Since carbon metabolism is the most basic aspect of life and therefore an extensive network consisting of sub-pathways, we narrowed down our findings towards a consequentially central and a significant pathway that embrace the carbon metabolism pathway involving the molecular signatures KYNU, ADA, SOD2, CAT and ACE, further is also effectuated by potential drug methotrexate and is associated with IBD/ ReA/ IBD and ReA cohorts.

It is reported that methotrexate is incorporated intracellularly interfering with adenosine concentrations and affecting proinflammatory cytokines in IBD reducing inflammation93. In inflammatory arthritis, the mechanisms reported by which methotrexate reduces inflammation include enhanced adenosine release, de novo synthesis of purines and pyrimidines, inhibition of transmethylation reactions, diminished accumulation of polyamines and nitric oxide synthase uncoupling. Most of the mechanisms are associated with folate biosynthesis, a type of carbon metabolism94. KYNU, ADA, SOD2, CAT and ACE are also found to be involved in folate biosynthesis and metabolism from GeneCards.

Apart from the above targets, parallel interactors, pathways and drugs for IBD co-evolved ReA obtained in our host-microbe disease network can be utilised further as disease determinants. The experimental validation of these targets in patient cohorts need to be performed on a pilot scale in future to increase the robustness of this network.

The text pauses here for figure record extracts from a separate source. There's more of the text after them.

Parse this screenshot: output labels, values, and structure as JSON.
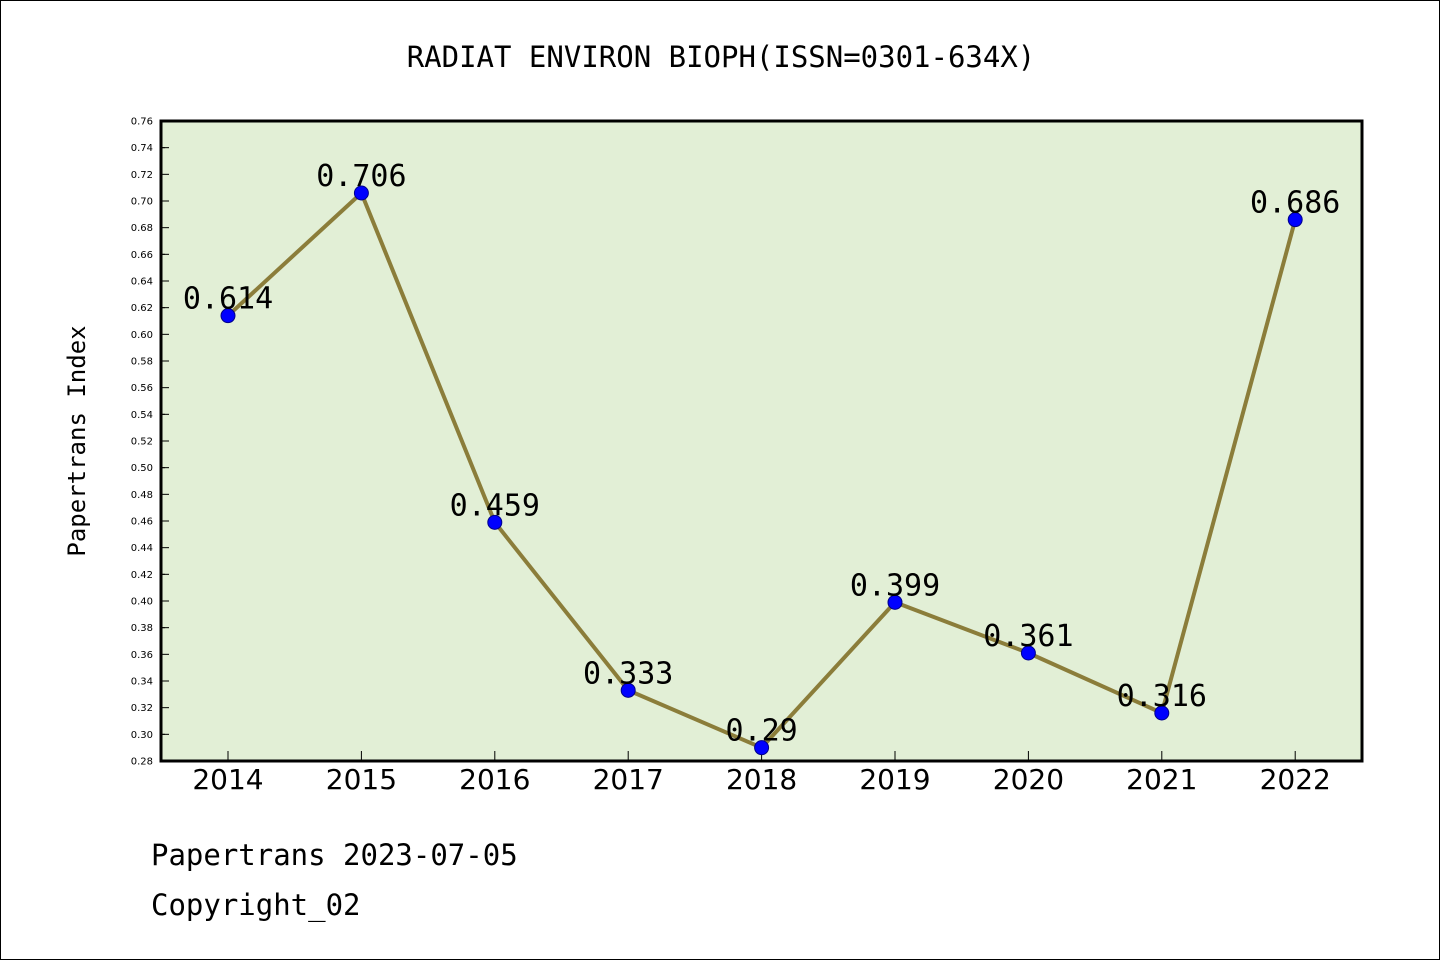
{
  "chart_data": {
    "type": "line",
    "title": "RADIAT ENVIRON BIOPH(ISSN=0301-634X)",
    "xlabel": "",
    "ylabel": "Papertrans Index",
    "categories": [
      "2014",
      "2015",
      "2016",
      "2017",
      "2018",
      "2019",
      "2020",
      "2021",
      "2022"
    ],
    "values": [
      0.614,
      0.706,
      0.459,
      0.333,
      0.29,
      0.399,
      0.361,
      0.316,
      0.686
    ],
    "value_labels": [
      "0.614",
      "0.706",
      "0.459",
      "0.333",
      "0.29",
      "0.399",
      "0.361",
      "0.316",
      "0.686"
    ],
    "ylim": [
      0.28,
      0.76
    ],
    "ytick_step": 0.02,
    "grid": false,
    "colors": {
      "plot_background": "#e2efd6",
      "line": "#8b7d3a",
      "marker": "#0000ff"
    }
  },
  "footer": {
    "line1": "Papertrans 2023-07-05",
    "line2": "Copyright_02"
  }
}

The intertwined information processed through the knowledge-base created for the linked disorders have given the most elaborate layout of patterns observed in disease diagnosis and analysis. The major information after processing the gene expression profiles, protein markers, molecular networks and metabolic networks involved here have led to chalk out as well as connect the strings for robust gut microbiome paradigm shifts.

Conclusions

The current work on host-microbe interactions provides a starting point for researchers and clinicians to investigate Inflammatory Bowel Disease (IBD) associated Reactive Arthritis (ReA). In this study a combinatorial approach is utilised to reveal the interactions of gut microbes with human host extensively sketched through the work-pipeline providing the vital insights for the drug targets, biomarkers, pathways and inhibitors for etiology, prognosis, diagnosis and treatment attributes of pathogenic rheumatic autoimmunity.

The information sorted through the combinatorial study will be useful in deciphering the etiopathogenesis of the co-linked disorders especially for the rare ReA, from synonymous analyses of IBD datasets, conferred through common microbial triggers.

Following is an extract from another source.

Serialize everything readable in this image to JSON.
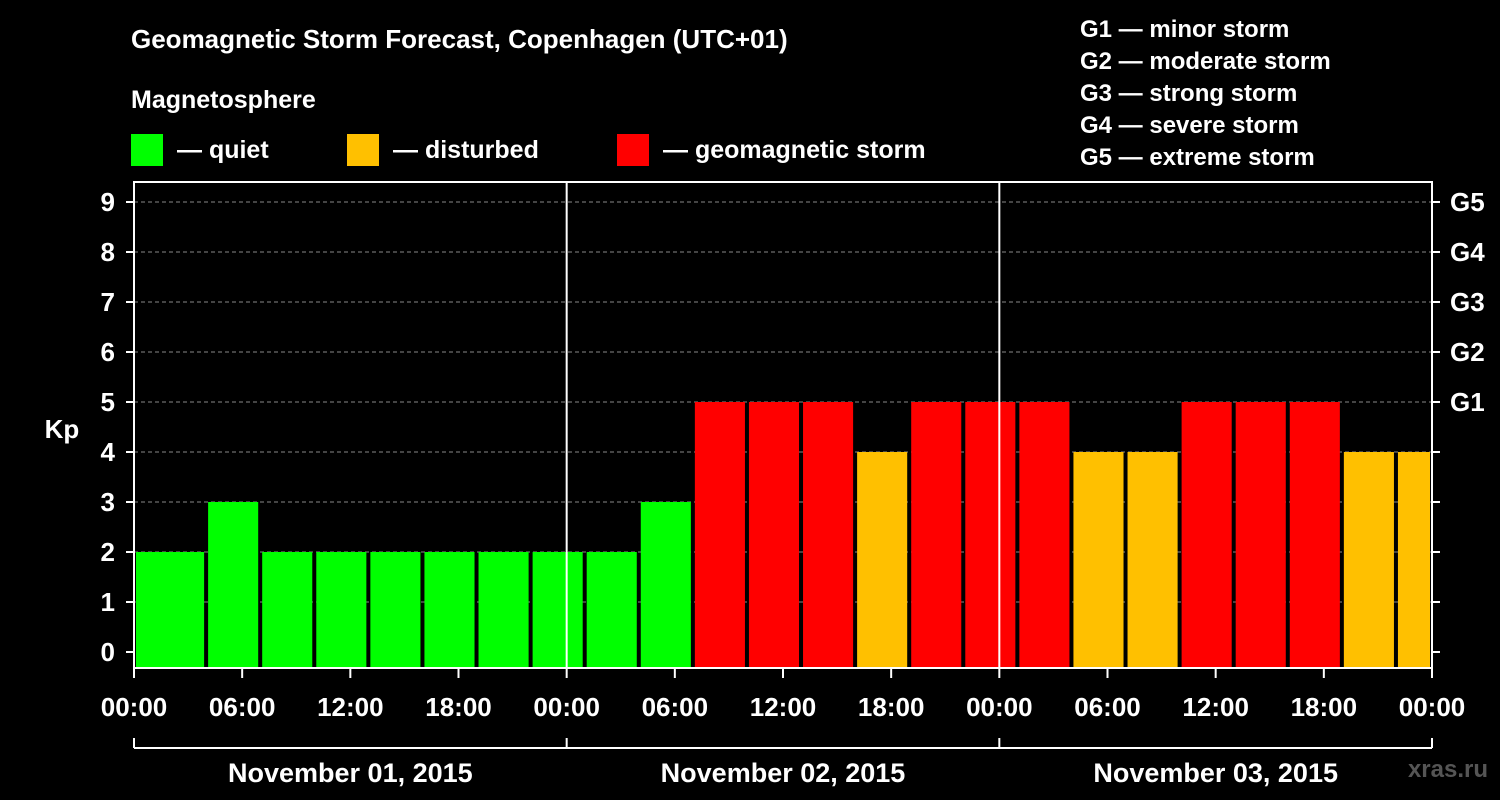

These predictions substantially furnish the intricate details of the cross-talk between post-infectious inflammatory reactions with shared patho-immunogenesis as the starting point for researchers and clinicians for detailed and newer experimental analysis. Future studies are required on larger cohort of patients having ReA due to IBD in order to have validated outputs of the predictive network.